3 novembre 1777
J'ai reçu, monsieur, au château de Pierre, solitude où j'ai passé l'automne, le billet affligeant que vous m'avez fait écrire.
Mais, si mes lettres de Paris ne me trompent point, vos agonies sont bien douces; puisque vous faites des mariages, &, qui plus est, des miracles. Vous voulez sanctifier vos derniers moments.
Je suis dans la patrie d'un poète, depuis cardinal: ainsi tout chemin mène à Rome. Je vous écris d'un de ses terres, & d'un de ses châteaux, loin des aboiements de l'hyène. C'est ici que naquirent ses premières chansons: je le dis tout bas, car
Son château est habité par la marquise de Bernis, sa belle-sœur & ma cousine germaine. Si sept villes se sont disputées le vieil Homère, il doit m'être permis de réclamer la parenté d'une femme aimable. Madame de Bernis appartient au cardinal par le nom & par les grâces de l'esprit. Nous relisons ensemble vous ouvrages: elle y prend un plaisir qui alarme quelquefois son pasteur.
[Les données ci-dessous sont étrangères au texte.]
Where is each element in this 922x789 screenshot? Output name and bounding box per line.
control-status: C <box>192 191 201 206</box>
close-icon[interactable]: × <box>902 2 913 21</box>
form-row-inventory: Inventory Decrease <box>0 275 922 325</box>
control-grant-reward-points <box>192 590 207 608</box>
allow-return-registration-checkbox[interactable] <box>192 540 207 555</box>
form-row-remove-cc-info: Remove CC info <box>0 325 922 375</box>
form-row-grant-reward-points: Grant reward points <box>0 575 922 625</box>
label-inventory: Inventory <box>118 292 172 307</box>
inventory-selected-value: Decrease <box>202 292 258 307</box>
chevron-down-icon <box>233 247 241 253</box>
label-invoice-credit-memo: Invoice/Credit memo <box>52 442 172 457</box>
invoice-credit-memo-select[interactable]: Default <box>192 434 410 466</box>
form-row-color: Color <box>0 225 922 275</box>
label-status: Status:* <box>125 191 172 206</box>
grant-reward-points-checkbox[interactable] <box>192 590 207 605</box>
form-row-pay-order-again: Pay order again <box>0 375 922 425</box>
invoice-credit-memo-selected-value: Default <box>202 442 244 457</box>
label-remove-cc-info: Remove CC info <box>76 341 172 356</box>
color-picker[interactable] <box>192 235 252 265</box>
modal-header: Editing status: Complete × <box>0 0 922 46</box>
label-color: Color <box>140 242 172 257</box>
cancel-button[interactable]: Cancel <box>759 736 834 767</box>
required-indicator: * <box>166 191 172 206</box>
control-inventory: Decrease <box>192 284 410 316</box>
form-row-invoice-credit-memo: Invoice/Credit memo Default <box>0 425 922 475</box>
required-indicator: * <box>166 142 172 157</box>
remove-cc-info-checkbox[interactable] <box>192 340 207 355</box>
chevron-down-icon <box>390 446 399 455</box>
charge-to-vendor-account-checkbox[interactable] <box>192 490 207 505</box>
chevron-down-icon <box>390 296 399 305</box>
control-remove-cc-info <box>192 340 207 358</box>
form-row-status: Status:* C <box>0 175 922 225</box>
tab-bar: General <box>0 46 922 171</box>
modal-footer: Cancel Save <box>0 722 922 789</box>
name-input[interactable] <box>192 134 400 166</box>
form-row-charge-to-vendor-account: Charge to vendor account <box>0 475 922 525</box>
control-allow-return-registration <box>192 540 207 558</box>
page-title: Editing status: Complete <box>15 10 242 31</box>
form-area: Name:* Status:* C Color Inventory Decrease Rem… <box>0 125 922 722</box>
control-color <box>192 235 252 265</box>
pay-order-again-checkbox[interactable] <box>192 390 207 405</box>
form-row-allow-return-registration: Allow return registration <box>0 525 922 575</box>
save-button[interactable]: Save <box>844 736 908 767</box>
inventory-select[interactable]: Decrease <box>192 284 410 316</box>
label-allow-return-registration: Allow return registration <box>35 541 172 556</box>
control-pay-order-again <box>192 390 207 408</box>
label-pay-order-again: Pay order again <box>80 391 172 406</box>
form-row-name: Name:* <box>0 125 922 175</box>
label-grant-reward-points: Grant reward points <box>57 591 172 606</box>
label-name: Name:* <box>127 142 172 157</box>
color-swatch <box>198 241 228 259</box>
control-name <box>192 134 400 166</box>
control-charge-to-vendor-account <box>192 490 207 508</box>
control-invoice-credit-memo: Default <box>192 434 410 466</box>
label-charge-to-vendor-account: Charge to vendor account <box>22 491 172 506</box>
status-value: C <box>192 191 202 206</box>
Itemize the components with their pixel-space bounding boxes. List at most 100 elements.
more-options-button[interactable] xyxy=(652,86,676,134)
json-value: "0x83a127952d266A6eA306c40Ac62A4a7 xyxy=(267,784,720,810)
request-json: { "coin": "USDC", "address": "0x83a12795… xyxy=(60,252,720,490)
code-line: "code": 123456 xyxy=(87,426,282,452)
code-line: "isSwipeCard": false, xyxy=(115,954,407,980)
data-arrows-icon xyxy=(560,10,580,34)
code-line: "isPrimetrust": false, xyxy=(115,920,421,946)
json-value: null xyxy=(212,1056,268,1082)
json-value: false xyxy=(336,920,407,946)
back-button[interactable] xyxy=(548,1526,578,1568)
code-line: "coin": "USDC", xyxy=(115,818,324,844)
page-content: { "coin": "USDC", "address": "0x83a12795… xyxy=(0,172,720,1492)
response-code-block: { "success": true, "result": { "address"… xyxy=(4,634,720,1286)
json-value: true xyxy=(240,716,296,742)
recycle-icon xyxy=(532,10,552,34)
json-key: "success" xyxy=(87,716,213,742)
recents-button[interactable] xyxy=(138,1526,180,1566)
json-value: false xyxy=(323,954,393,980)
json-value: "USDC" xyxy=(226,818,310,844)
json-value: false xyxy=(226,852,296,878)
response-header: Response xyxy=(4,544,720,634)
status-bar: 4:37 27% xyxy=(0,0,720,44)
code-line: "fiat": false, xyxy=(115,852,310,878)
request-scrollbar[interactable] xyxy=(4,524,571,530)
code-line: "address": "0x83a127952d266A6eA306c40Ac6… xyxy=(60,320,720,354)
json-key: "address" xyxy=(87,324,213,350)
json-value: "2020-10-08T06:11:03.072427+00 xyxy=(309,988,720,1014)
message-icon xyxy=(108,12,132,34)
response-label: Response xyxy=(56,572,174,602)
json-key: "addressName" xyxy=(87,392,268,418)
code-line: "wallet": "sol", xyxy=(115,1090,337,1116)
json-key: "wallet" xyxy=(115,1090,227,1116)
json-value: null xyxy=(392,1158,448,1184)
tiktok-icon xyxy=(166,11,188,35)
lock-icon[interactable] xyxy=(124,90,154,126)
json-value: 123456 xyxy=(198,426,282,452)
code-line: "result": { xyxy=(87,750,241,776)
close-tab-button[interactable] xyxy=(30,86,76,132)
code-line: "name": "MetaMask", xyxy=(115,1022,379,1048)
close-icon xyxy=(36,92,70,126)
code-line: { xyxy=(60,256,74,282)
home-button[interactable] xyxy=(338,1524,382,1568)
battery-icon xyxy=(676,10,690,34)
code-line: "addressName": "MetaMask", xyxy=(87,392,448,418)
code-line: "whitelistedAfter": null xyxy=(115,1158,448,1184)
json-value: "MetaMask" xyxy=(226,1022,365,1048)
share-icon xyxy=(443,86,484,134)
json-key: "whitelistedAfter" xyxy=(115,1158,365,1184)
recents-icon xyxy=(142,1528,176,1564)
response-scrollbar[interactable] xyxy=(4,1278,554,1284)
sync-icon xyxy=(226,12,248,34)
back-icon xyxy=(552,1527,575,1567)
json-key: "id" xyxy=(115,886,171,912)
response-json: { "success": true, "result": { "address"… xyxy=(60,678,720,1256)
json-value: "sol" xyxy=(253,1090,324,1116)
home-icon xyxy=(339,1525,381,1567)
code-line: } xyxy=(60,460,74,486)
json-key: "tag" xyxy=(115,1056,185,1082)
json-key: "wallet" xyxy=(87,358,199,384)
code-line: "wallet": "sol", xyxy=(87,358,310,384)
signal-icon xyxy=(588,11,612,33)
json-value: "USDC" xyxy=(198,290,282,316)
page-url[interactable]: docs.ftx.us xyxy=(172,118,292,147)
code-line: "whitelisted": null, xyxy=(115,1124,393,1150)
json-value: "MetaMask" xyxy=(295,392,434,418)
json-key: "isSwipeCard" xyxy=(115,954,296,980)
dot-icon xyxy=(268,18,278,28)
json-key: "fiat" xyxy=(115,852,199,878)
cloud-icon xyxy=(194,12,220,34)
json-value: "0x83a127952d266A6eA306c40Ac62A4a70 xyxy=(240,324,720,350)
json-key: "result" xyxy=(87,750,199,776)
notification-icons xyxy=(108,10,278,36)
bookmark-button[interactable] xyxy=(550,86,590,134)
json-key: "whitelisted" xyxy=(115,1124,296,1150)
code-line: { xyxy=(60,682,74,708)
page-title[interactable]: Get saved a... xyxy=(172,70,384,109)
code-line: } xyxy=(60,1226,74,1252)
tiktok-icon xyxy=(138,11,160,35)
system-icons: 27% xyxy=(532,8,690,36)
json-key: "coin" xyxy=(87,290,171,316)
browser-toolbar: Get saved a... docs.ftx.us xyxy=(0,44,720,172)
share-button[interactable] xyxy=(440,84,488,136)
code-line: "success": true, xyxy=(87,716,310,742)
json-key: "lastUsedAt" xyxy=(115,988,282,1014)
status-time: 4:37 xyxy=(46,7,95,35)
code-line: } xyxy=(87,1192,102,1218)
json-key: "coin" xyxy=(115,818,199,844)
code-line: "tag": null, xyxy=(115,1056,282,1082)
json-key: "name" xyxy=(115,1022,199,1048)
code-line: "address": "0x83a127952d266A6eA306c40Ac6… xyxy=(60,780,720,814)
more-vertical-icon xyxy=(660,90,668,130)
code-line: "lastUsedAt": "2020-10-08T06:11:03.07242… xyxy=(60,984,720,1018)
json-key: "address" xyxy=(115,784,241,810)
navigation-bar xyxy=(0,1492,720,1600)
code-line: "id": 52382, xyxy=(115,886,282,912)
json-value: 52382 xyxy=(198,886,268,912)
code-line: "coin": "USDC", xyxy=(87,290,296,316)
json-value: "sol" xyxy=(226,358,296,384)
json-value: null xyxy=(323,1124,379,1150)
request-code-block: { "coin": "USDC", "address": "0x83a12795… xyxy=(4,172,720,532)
Damner la belle-sœur d'un cardinal, le bon coup! Elle voudrait vous aller voir; mais sa santé l'attache à la vie tranquille des châteaux. Le mot d'agonie la fait frémir; elle s'est hâtée de vous proposer des remèdes.
Recevez de ma part, monsieur, non un baiser, mais les assurances de mon admiration & de l'attachement respectueux avec lequel je suis, &c.